Agencies state that more than a million people in Gaza live in shelters. Relief items, including weatherproof shelters, have been inadequate. Amid the last tempest, relief groups reported distributing coverings, shelters and sleeping materials to a multitude of people. On the ground, however, this assistance was frequently felt to be uneven and inadequate, limited to short-term fixes that offered scant protection against ongoing suffering to cold, wind and rain. Structures give way. Chest infections, hypothermia, and infections caused by damp conditions are rising.

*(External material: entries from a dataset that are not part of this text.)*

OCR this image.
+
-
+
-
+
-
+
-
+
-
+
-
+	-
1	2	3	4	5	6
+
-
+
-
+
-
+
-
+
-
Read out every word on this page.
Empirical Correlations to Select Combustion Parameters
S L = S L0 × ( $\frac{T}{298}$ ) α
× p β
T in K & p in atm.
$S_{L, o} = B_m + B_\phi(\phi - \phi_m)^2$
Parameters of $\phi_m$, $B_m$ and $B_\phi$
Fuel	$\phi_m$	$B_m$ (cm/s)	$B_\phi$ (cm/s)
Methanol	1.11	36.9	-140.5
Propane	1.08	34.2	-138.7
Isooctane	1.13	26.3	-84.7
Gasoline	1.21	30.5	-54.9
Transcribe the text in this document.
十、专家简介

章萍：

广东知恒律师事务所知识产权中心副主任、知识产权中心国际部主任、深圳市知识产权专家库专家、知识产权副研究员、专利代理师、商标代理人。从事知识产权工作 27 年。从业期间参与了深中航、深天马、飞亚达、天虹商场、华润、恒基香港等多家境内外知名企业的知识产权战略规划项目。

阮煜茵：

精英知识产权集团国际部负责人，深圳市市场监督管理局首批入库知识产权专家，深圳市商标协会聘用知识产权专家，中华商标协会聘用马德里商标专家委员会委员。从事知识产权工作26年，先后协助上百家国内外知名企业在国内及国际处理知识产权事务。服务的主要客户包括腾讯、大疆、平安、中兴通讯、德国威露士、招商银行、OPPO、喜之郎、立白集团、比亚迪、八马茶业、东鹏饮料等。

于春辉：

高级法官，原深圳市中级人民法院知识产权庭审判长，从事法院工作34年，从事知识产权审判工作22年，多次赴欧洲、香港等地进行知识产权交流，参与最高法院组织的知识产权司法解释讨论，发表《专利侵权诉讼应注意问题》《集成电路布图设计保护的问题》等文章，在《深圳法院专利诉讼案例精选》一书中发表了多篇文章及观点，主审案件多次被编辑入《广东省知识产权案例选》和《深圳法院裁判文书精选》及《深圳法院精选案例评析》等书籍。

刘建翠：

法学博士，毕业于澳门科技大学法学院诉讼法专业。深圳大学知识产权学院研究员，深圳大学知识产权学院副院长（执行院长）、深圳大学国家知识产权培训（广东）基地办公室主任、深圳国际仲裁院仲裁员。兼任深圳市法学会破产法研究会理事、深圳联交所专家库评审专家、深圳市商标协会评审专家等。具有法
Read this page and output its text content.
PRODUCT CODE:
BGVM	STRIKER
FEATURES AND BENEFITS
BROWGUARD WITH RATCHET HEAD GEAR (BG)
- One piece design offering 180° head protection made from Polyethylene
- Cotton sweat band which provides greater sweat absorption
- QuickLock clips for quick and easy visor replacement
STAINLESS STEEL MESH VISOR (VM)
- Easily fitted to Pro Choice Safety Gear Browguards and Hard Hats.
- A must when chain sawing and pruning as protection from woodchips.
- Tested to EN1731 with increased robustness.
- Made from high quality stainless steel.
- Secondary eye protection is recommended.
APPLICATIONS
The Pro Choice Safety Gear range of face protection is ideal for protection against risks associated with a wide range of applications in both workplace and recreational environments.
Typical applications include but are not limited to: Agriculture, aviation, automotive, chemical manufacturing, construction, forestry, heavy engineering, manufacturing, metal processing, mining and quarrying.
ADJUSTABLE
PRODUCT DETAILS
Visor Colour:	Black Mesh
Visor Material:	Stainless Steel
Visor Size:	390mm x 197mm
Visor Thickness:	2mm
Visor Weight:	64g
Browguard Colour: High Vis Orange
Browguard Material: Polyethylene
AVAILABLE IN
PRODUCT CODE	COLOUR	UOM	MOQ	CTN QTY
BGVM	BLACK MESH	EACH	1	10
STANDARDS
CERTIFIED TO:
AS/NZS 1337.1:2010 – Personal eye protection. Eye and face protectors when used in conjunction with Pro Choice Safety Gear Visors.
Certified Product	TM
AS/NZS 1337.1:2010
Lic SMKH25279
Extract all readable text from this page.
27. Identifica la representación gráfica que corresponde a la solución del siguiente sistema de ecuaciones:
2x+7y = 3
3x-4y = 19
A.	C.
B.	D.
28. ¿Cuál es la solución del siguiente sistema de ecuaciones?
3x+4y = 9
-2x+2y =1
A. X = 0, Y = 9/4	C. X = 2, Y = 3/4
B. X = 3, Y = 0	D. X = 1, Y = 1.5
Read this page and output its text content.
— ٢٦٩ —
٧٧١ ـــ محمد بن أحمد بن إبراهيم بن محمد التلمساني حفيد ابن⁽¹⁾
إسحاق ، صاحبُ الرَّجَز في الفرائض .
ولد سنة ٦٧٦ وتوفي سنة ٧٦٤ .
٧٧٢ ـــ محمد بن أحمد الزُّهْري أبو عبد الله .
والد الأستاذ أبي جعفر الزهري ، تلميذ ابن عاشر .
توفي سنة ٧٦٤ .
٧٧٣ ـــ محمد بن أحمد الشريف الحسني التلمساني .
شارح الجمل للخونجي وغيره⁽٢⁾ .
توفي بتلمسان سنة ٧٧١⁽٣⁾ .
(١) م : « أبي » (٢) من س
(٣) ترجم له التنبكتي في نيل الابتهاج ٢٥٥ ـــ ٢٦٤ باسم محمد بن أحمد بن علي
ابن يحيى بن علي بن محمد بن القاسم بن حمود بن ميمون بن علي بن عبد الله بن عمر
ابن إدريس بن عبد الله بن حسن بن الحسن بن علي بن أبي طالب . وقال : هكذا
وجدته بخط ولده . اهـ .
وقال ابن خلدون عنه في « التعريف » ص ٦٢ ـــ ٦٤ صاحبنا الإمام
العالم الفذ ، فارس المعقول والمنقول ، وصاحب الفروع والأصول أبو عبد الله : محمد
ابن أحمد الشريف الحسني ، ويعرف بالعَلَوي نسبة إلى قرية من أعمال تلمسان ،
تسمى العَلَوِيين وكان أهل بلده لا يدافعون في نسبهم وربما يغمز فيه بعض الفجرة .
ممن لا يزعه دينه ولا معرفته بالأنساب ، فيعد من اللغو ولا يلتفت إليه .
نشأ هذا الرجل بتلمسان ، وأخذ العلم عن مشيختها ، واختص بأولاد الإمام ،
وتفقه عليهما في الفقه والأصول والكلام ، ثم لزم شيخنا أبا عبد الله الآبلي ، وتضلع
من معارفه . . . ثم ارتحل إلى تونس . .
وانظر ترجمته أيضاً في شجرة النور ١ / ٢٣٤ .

This is not an unforeseen disaster. Winter is an annual event. People in Gaza understand this failure not as bad luck, but as abandonment. People speak of how critical supplies are blocked or slowed, while attempts to fix broken houses are frequently blocked. Local initiatives have tried to improvise, to hand out tarps, yet they continue to be hampered by what is allowed to enter. The failure is political and humanitarian. Answers are available, but are kept out.

An Unnecessary Pain

The factor that intensifies this hardship especially painful is how unnecessary it should be. No one should have to study, raise children, or fight illness standing knee-high in cold water inside a tent. No student should fear the rain ruining their last notebook. Rain exposes just how precarious existence is. It tests bodies worn down by anxiety, fatigue, and loss.

The current cold season aligns with the Christmas season that, for millions, represents warmth, refuge and care for the most vulnerable. In Palestine, that {symbolism

Debra Simmons
Debra Simmons

Maya Chen is a sustainability consultant with over a decade of experience in green technology and corporate environmental strategies.